Treat your Sweetheart to a delicious dessert.


12 servings


2 1/4 cups cake flour, sifted
1 1/2 cups granulated (white) sugar
4 teaspoons baking powder, double acting
1 teaspoon salt
1/2 cup vegetable shortening
1 cup milk
1 teaspoon vanilla extract
3/4 teaspoon almond extract
4 large egg whites, unbeaten
Buttercream Icing
1 package flaked coconut


Preheat oven to 350°F (177°C). Grease two 8 or 9-inch round cake pans Pan Release or baking spray with flour.
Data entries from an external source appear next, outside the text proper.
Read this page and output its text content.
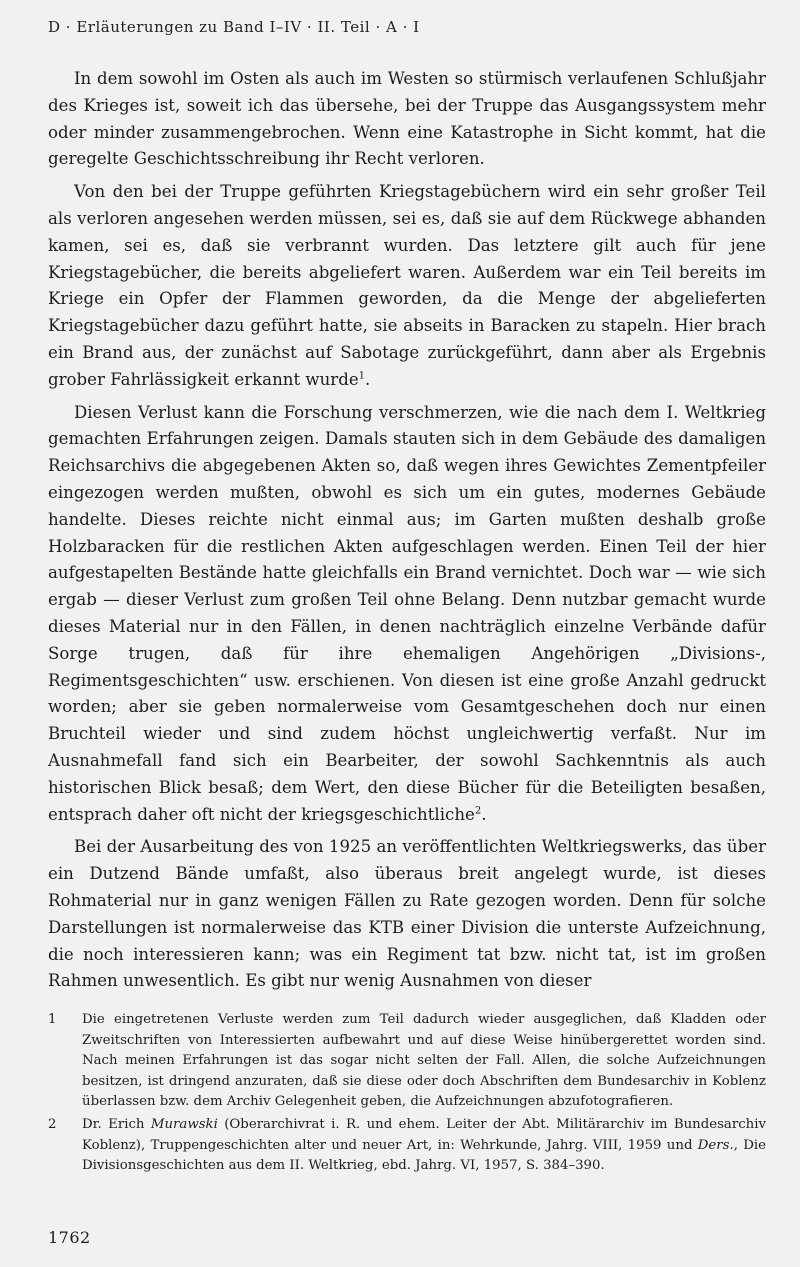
D · Erläuterungen zu Band I–IV · II. Teil · A · I

In dem sowohl im Osten als auch im Westen so stürmisch verlaufenen Schlußjahr des Krieges ist, soweit ich das übersehe, bei der Truppe das Ausgangssystem mehr oder minder zusammengebrochen. Wenn eine Katastrophe in Sicht kommt, hat die geregelte Geschichtsschreibung ihr Recht verloren.

Von den bei der Truppe geführten Kriegstagebüchern wird ein sehr großer Teil als verloren angesehen werden müssen, sei es, daß sie auf dem Rückwege abhanden kamen, sei es, daß sie verbrannt wurden. Das letztere gilt auch für jene Kriegstagebücher, die bereits abgeliefert waren. Außerdem war ein Teil bereits im Kriege ein Opfer der Flammen geworden, da die Menge der abgelieferten Kriegstagebücher dazu geführt hatte, sie abseits in Baracken zu stapeln. Hier brach ein Brand aus, der zunächst auf Sabotage zurückgeführt, dann aber als Ergebnis grober Fahrlässigkeit erkannt wurde$^1$.

Diesen Verlust kann die Forschung verschmerzen, wie die nach dem I. Weltkrieg gemachten Erfahrungen zeigen. Damals stauten sich in dem Gebäude des damaligen Reichsarchivs die abgegebenen Akten so, daß wegen ihres Gewichtes Zementpfeiler eingezogen werden mußten, obwohl es sich um ein gutes, modernes Gebäude handelte. Dieses reichte nicht einmal aus; im Garten mußten deshalb große Holzbaracken für die restlichen Akten aufgeschlagen werden. Einen Teil der hier aufgestapelten Bestände hatte gleichfalls ein Brand vernichtet. Doch war — wie sich ergab — dieser Verlust zum großen Teil ohne Belang. Denn nutzbar gemacht wurde dieses Material nur in den Fällen, in denen nachträglich einzelne Verbände dafür Sorge trugen, daß für ihre ehemaligen Angehörigen „Divisions-, Regimentsgeschichten“ usw. erschienen. Von diesen ist eine große Anzahl gedruckt worden; aber sie geben normalerweise vom Gesamtgeschehen doch nur einen Bruchteil wieder und sind zudem höchst ungleichwertig verfaßt. Nur im Ausnahmefall fand sich ein Bearbeiter, der sowohl Sachkenntnis als auch historischen Blick besaß; dem Wert, den diese Bücher für die Beteiligten besaßen, entsprach daher oft nicht der kriegsgeschichtliche$^2$.

Bei der Ausarbeitung des von 1925 an veröffentlichten Weltkriegswerks, das über ein Dutzend Bände umfaßt, also überaus breit angelegt wurde, ist dieses Rohmaterial nur in ganz wenigen Fällen zu Rate gezogen worden. Denn für solche Darstellungen ist normalerweise das KTB einer Division die unterste Aufzeichnung, die noch interessieren kann; was ein Regiment tat bzw. nicht tat, ist im großen Rahmen unwesentlich. Es gibt nur wenig Ausnahmen von dieser

1	Die eingetretenen Verluste werden zum Teil dadurch wieder ausgeglichen, daß Kladden oder Zweitschriften von Interessierten aufbewahrt und auf diese Weise hinübergerettet worden sind. Nach meinen Erfahrungen ist das sogar nicht selten der Fall. Allen, die solche Aufzeichnungen besitzen, ist dringend anzuraten, daß sie diese oder doch Abschriften dem Bundesarchiv in Koblenz überlassen bzw. dem Archiv Gelegenheit geben, die Aufzeichnungen abzufotografieren.
2	Dr. Erich Murawski (Oberarchivrat i. R. und ehem. Leiter der Abt. Militärarchiv im Bundesarchiv Koblenz), Truppengeschichten alter und neuer Art, in: Wehrkunde, Jahrg. VIII, 1959 und Ders., Die Divisionsgeschichten aus dem II. Weltkrieg, ebd. Jahrg. VI, 1957, S. 384–390.
1762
In a large bowl, sift flour, baking powder and salt. Add sugar, shortening, 3/4 cup milk, and extracts. Mix at medium speed with an electric mixer until well blended. Add egg whites and remaining milk. Beat for two minutes, scraping bowl often. Pour batter evenly into prepared cake pans.

Bake in the preheated oven for 30 to 35 minutes, or until an inserted wooden pick comes out clean. Cool in pans for 10 minutes, turn out onto wire cooling racks to cool completely.

Prepare Buttercream Icing. Tint icing pink using red or pink paste icing color. Level, torte, fill and ice the cake. *Tint coconut pink. Sprinkle top and sides of the cake with tinted coconut.

Additional Information

To tint coconut, place coconut in a plastic bag adding a small amount of paste coloring. Knead coconut until color is distributed evenly. Or, place coconut on a baking sheet. In a spray bottle add water and coloring. Mist coconut and let dry before placing on cake.